A 17th century proverb warns us that “all’s fair in love and war.” Apparently taking this admonition literally, the Illinois Senate — deciding that since an impeachment trial is neither “love” nor “war” — has adopted a set of rules for the impeachment trial of Gov. Rod Blagojevich that are so patently unfair that his lawyers’ characterization of the proceedings as a “kangaroo court” has more than a ring of truth. Yes, as the senators leading the charge against the governor remind us, the proceedings constituting an impeachment trial are not per se criminal in nature, and therefore the requirements for fundamental fairness in proceedings designed to deprive a citizen of liberty do not necessarily apply. However, should not one also bear in mind that simply because a government body has the power to do something, does not make it right or proper for it to do so?
The state legislature, however, taking the extreme measure of first passing articles of impeachment that consist of a laundry list of policy, political and pseudo-legal grievances against Blagojevich, and then adopting in the Senate rules for the impeachment trial that would make a Star Chamber proceeding appear fair, has chosen to take the low road rather than the high in addressing what clearly are serious allegations against Blagojevich. In so doing, the Illinois House and Senate have not shown the country the best the Land of Lincoln has to offer, but its seamier side.
Keeping in mind that the criminal complaint lodged against the two-term governor last month in Chicago consists of nothing more than allegations of wrongdoing recited by an FBI field agent, is it not a legitimate question raised by the governor and his lawyers that basing an article of impeachment on such untested and unproven evidence raises an issue of fundamental fairness? Not only that, but the trial rules according to which the governor’s future will be determined expressly prohibit him from obtaining evidence regarding those charges if doing so “could compromise” the federal government’s investigation. Does this not render it virtually impossible for the governor to defend himself against those charges?
Not only that, but the Senate’s rules give that body the power to deny the governor — by majority vote — any particular information or witness he might seek to subpoena in his defense.
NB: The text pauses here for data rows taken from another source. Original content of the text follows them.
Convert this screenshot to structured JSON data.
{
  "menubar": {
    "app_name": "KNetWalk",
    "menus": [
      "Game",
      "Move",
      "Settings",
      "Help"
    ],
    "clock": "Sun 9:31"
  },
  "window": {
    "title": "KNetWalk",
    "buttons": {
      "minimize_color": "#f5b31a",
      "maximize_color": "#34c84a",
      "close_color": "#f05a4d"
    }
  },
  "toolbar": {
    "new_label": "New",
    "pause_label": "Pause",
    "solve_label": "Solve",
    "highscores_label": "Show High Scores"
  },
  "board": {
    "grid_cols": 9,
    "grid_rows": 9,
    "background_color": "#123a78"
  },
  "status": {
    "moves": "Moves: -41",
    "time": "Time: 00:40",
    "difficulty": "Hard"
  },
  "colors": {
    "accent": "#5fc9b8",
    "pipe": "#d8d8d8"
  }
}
Unlike a trial conducted according to fundamental notions of due process and equal protection, Blagojevich’s ultimate fate can be decided by a vote of state senators, even if some of those senators were not present for the trial itself, so long as they simply “review” the transcripts!
And what of the other underlying charges against the governor voted by the Illinois House? Many of the other charges are, by the explicit terms of the House report, based on evidence no stronger than newspaper stories. Even though the House impeachment report goes on for some 67 pages (many times longer than the articles of impeachment considered against either Richard Nixon or Bill Clinton), the actual, operative language against the state’s chief executive is stunningly weak.
For example, the report takes the governor to task because his administration “demonstrated a lack of understanding of the procurement process” in procuring doses of flu vaccine. Hello! If we began listing government officials in either Springfield, Ill., or Washington, D.C., who render decisions involving millions or even billions of our tax dollars without “understanding the procurement process, ” the list would be far longer than the verbose impeachment report against Blagojevich.
Elsewhere in the impeachment report, we discover that Illinois House members base another impeachment article on the fact that the governor “routinely ignored [Freedom of Information Act] requests” and thereby exhibited “a pattern of keeping basic government information from the public.” That’s interesting. The vast majority of FOIA requests filed against federal agencies are met by “a pattern of keeping basic government information from the public.” If that standard were now to constitute grounds for impeachment, every modern president, especially the immediate past president, should have been impeached.
I could go on, but further analysis of the actions of the Illinois legislature in dealing with its dislike for the state’s chief executive would be seen as piling on. The bottom line is, whether one likes, dislikes, loves or hates Rod Blagojevich, the process to which he is being subject in his home state is an embarrassment and should deeply offend all Americans who believe — as did our Founding Fathers — in fairness, due process and equal protections of our laws. Is it any wonder he has chosen not to be a party to such proceedings?